From the moment he learned to walk, Jules was a daredevil, always pulling off feats of derring-do. He came by it naturally. His father was a gymnastics instructor who also operated a swimming pool in the French city of Toulouse.

That early exposure to athletics ignited a passion in the boy that stayed with him all his life.

Jules especially loved showing off for others. A born entertainer, he eventually took his acrobatic skills to a whole new level. Literally. He arranged bars, ropes, and rings overhead and gracefully swung and twisted his way from one to the next. (He performed those feats above Papa’s pool, just in case something went wrong.)

People were impressed with the boy’s agility and ability. But his father had a different career in mind for his child. Sons didn’t argue with daddy’s dictates in mid-19th-century France, so Jules trudged off to law school.

He did well in his studies and passed his legal exams. But acrobatics held claim on his heart. He joined the famed Cirque Napoleon, named in honor of Emperor Napoleon III, who reigned in Paris at the time. It was an early forerunner of later extravaganzas like the Ringling Brothers & Barnum and Bailey Circus, “The Greatest Show on Earth.”
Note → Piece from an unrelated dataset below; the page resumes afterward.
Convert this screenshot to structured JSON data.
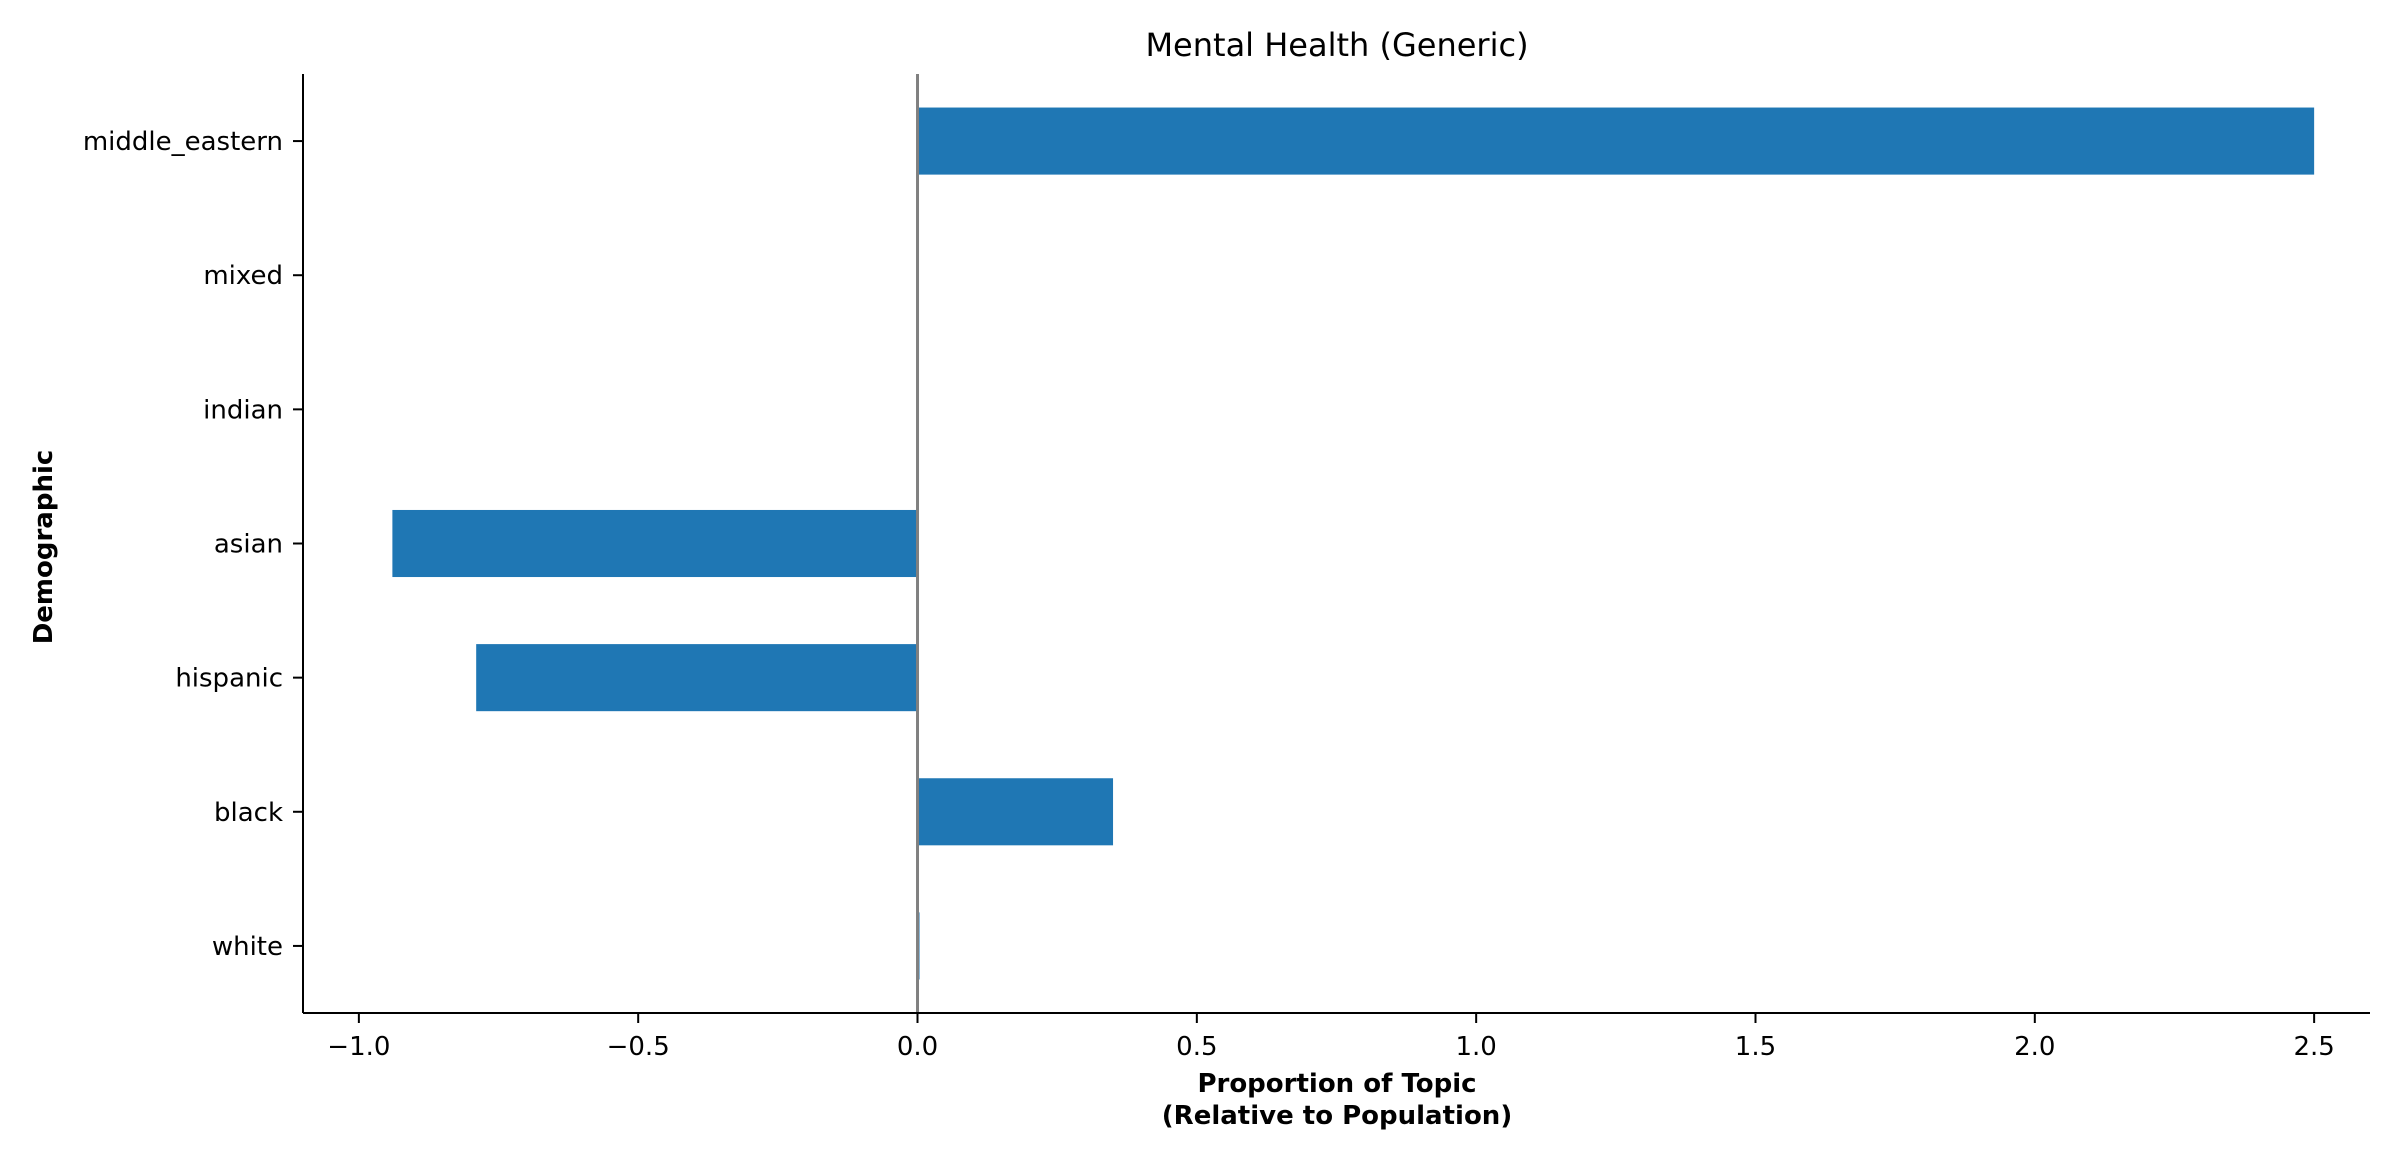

Jules quickly became a star attraction. He developed an act that both terrified and delighted the audience. It was a trapeze routine performed with three bars, which he debuted on Nov. 12, 1859. In that time before air travel was possible, he glided naturally and effortlessly high above spectators’ heads.
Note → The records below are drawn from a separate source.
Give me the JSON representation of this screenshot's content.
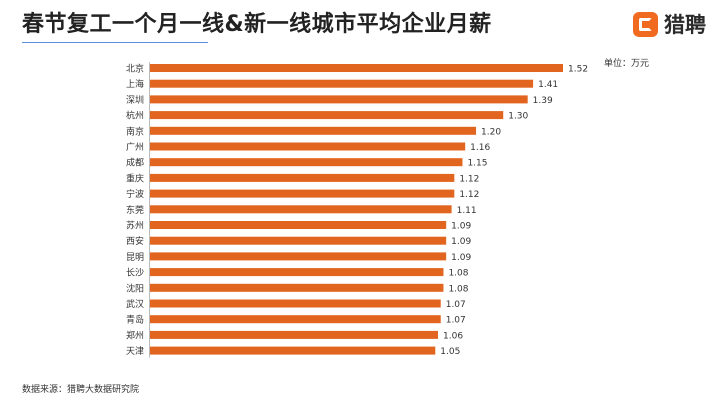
{
  "title": "春节复工一个月一线&新一线城市平均企业月薪",
  "logo": {
    "text": "猎聘",
    "icon": "liepin-logo-icon"
  },
  "unit": "单位：万元",
  "source": "数据来源：猎聘大数据研究院",
  "colors": {
    "bar": "#e2651f",
    "accent": "#f06a1f",
    "title_underline": "#5b8fd8"
  },
  "chart_data": {
    "type": "bar",
    "orientation": "horizontal",
    "categories": [
      "北京",
      "上海",
      "深圳",
      "杭州",
      "南京",
      "广州",
      "成都",
      "重庆",
      "宁波",
      "东莞",
      "苏州",
      "西安",
      "昆明",
      "长沙",
      "沈阳",
      "武汉",
      "青岛",
      "郑州",
      "天津"
    ],
    "values": [
      1.52,
      1.41,
      1.39,
      1.3,
      1.2,
      1.16,
      1.15,
      1.12,
      1.12,
      1.11,
      1.09,
      1.09,
      1.09,
      1.08,
      1.08,
      1.07,
      1.07,
      1.06,
      1.05
    ],
    "value_labels": [
      "1.52",
      "1.41",
      "1.39",
      "1.30",
      "1.20",
      "1.16",
      "1.15",
      "1.12",
      "1.12",
      "1.11",
      "1.09",
      "1.09",
      "1.09",
      "1.08",
      "1.08",
      "1.07",
      "1.07",
      "1.06",
      "1.05"
    ],
    "xlim": [
      0,
      1.52
    ],
    "grid": false,
    "legend": "none"
  }
}
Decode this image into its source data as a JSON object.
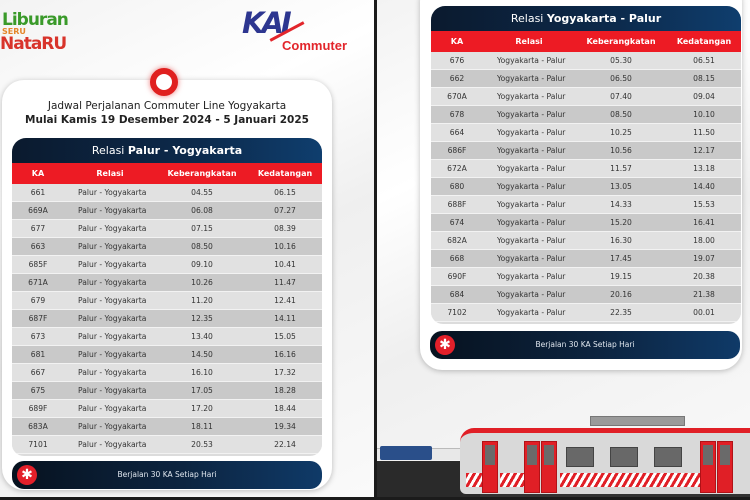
{
  "left_panel": {
    "logo_holiday": {
      "line1": "Liburan",
      "line2": "SERU",
      "line3": "NataRU"
    },
    "logo_kai": {
      "brand": "KAI",
      "sub": "Commuter"
    },
    "subtitle_line1": "Jadwal Perjalanan Commuter Line Yogyakarta",
    "subtitle_line2": "Mulai Kamis 19 Desember 2024 - 5 Januari 2025",
    "table": {
      "title_prefix": "Relasi",
      "title_route": "Palur - Yogyakarta",
      "columns": [
        "KA",
        "Relasi",
        "Keberangkatan",
        "Kedatangan"
      ],
      "rows": [
        {
          "ka": "661",
          "relasi": "Palur - Yogyakarta",
          "berangkat": "04.55",
          "datang": "06.15"
        },
        {
          "ka": "669A",
          "relasi": "Palur - Yogyakarta",
          "berangkat": "06.08",
          "datang": "07.27"
        },
        {
          "ka": "677",
          "relasi": "Palur - Yogyakarta",
          "berangkat": "07.15",
          "datang": "08.39"
        },
        {
          "ka": "663",
          "relasi": "Palur - Yogyakarta",
          "berangkat": "08.50",
          "datang": "10.16"
        },
        {
          "ka": "685F",
          "relasi": "Palur - Yogyakarta",
          "berangkat": "09.10",
          "datang": "10.41"
        },
        {
          "ka": "671A",
          "relasi": "Palur - Yogyakarta",
          "berangkat": "10.26",
          "datang": "11.47"
        },
        {
          "ka": "679",
          "relasi": "Palur - Yogyakarta",
          "berangkat": "11.20",
          "datang": "12.41"
        },
        {
          "ka": "687F",
          "relasi": "Palur - Yogyakarta",
          "berangkat": "12.35",
          "datang": "14.11"
        },
        {
          "ka": "673",
          "relasi": "Palur - Yogyakarta",
          "berangkat": "13.40",
          "datang": "15.05"
        },
        {
          "ka": "681",
          "relasi": "Palur - Yogyakarta",
          "berangkat": "14.50",
          "datang": "16.16"
        },
        {
          "ka": "667",
          "relasi": "Palur - Yogyakarta",
          "berangkat": "16.10",
          "datang": "17.32"
        },
        {
          "ka": "675",
          "relasi": "Palur - Yogyakarta",
          "berangkat": "17.05",
          "datang": "18.28"
        },
        {
          "ka": "689F",
          "relasi": "Palur - Yogyakarta",
          "berangkat": "17.20",
          "datang": "18.44"
        },
        {
          "ka": "683A",
          "relasi": "Palur - Yogyakarta",
          "berangkat": "18.11",
          "datang": "19.34"
        },
        {
          "ka": "7101",
          "relasi": "Palur - Yogyakarta",
          "berangkat": "20.53",
          "datang": "22.14"
        }
      ]
    },
    "footer": {
      "icon": "asterisk-icon",
      "text": "Berjalan 30 KA Setiap Hari"
    }
  },
  "right_panel": {
    "table": {
      "title_prefix": "Relasi",
      "title_route": "Yogyakarta - Palur",
      "columns": [
        "KA",
        "Relasi",
        "Keberangkatan",
        "Kedatangan"
      ],
      "rows": [
        {
          "ka": "676",
          "relasi": "Yogyakarta - Palur",
          "berangkat": "05.30",
          "datang": "06.51"
        },
        {
          "ka": "662",
          "relasi": "Yogyakarta - Palur",
          "berangkat": "06.50",
          "datang": "08.15"
        },
        {
          "ka": "670A",
          "relasi": "Yogyakarta - Palur",
          "berangkat": "07.40",
          "datang": "09.04"
        },
        {
          "ka": "678",
          "relasi": "Yogyakarta - Palur",
          "berangkat": "08.50",
          "datang": "10.10"
        },
        {
          "ka": "664",
          "relasi": "Yogyakarta - Palur",
          "berangkat": "10.25",
          "datang": "11.50"
        },
        {
          "ka": "686F",
          "relasi": "Yogyakarta - Palur",
          "berangkat": "10.56",
          "datang": "12.17"
        },
        {
          "ka": "672A",
          "relasi": "Yogyakarta - Palur",
          "berangkat": "11.57",
          "datang": "13.18"
        },
        {
          "ka": "680",
          "relasi": "Yogyakarta - Palur",
          "berangkat": "13.05",
          "datang": "14.40"
        },
        {
          "ka": "688F",
          "relasi": "Yogyakarta - Palur",
          "berangkat": "14.33",
          "datang": "15.53"
        },
        {
          "ka": "674",
          "relasi": "Yogyakarta - Palur",
          "berangkat": "15.20",
          "datang": "16.41"
        },
        {
          "ka": "682A",
          "relasi": "Yogyakarta - Palur",
          "berangkat": "16.30",
          "datang": "18.00"
        },
        {
          "ka": "668",
          "relasi": "Yogyakarta - Palur",
          "berangkat": "17.45",
          "datang": "19.07"
        },
        {
          "ka": "690F",
          "relasi": "Yogyakarta - Palur",
          "berangkat": "19.15",
          "datang": "20.38"
        },
        {
          "ka": "684",
          "relasi": "Yogyakarta - Palur",
          "berangkat": "20.16",
          "datang": "21.38"
        },
        {
          "ka": "7102",
          "relasi": "Yogyakarta - Palur",
          "berangkat": "22.35",
          "datang": "00.01"
        }
      ]
    },
    "footer": {
      "icon": "asterisk-icon",
      "text": "Berjalan 30 KA Setiap Hari"
    },
    "illustration": "commuter-train-illustration"
  },
  "colors": {
    "header_red": "#ed1b24",
    "title_navy": "#0c2a4c",
    "row_light": "#e1e1e1",
    "row_dark": "#c9c9c9",
    "brand_blue": "#2d3690",
    "brand_red": "#e2252b"
  }
}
He even developed a special one-piece suit to wear for his performances. It was tight-fitting, streamlined to allow easy movement while also highlighting his toned, muscled physique. (More on that outfit in a moment.)

In 1862, now age 24, he married actress Silvia Bernini after having known each other for only six months. Things quickly soured. Two years later, he informed his wife by telegraph that he wanted a divorce. She rushed to him in Paris. The reunion resulted in ever more fighting. Silvia melodramatically cut off her hair and mailed it to Jules, then tried to drown herself in the Seine River. Both the suicide attempt and marriage failed.

Jules took his act across the English Channel. He wowed London audiences at the West End’s fashionable Alhambra Music Hall in Leicester Square.

You would think the promotion of his performances would play up his routine’s stress, difficulty, and high-risk aspects. But it didn’t. Circus ringmasters in later years would proclaim the “death-defying” nature of acrobats’ abilities. Instead, advertising for Jules’ routine always emphasized the “ease and grace” of his trapeze work.

That caught the attention of British lyricist and singer George Leybourne, who was looking to capitalize on the trapeze craze’s popularity. Together with composter Gaston Lyle, they published the following song in 1867 as a tribute to Jules:

“He’d fly through the air,
with the greatest of ease;
That daring young man,
on the flying trapeze.”

The song was an instant smash hit, and the fact that we still know it 158 years later speaks much about its durability.

As you might guess, Jules didn’t live to a ripe old age. However, didn’t die as a result of a dreadful fall, either. He passed away due to illness (most likely smallpox) at age 32 in 1870.

Though his life was short, his legacy lives on through the many acrobatic artists who still enthrall and delight us.

And through his clothes, too. That tight one-piece outfit he created over a century and a half ago remains a big seller today.

And it’s known by the name of the man who invented it. Because Jules the acrobat was named Jules Leotard.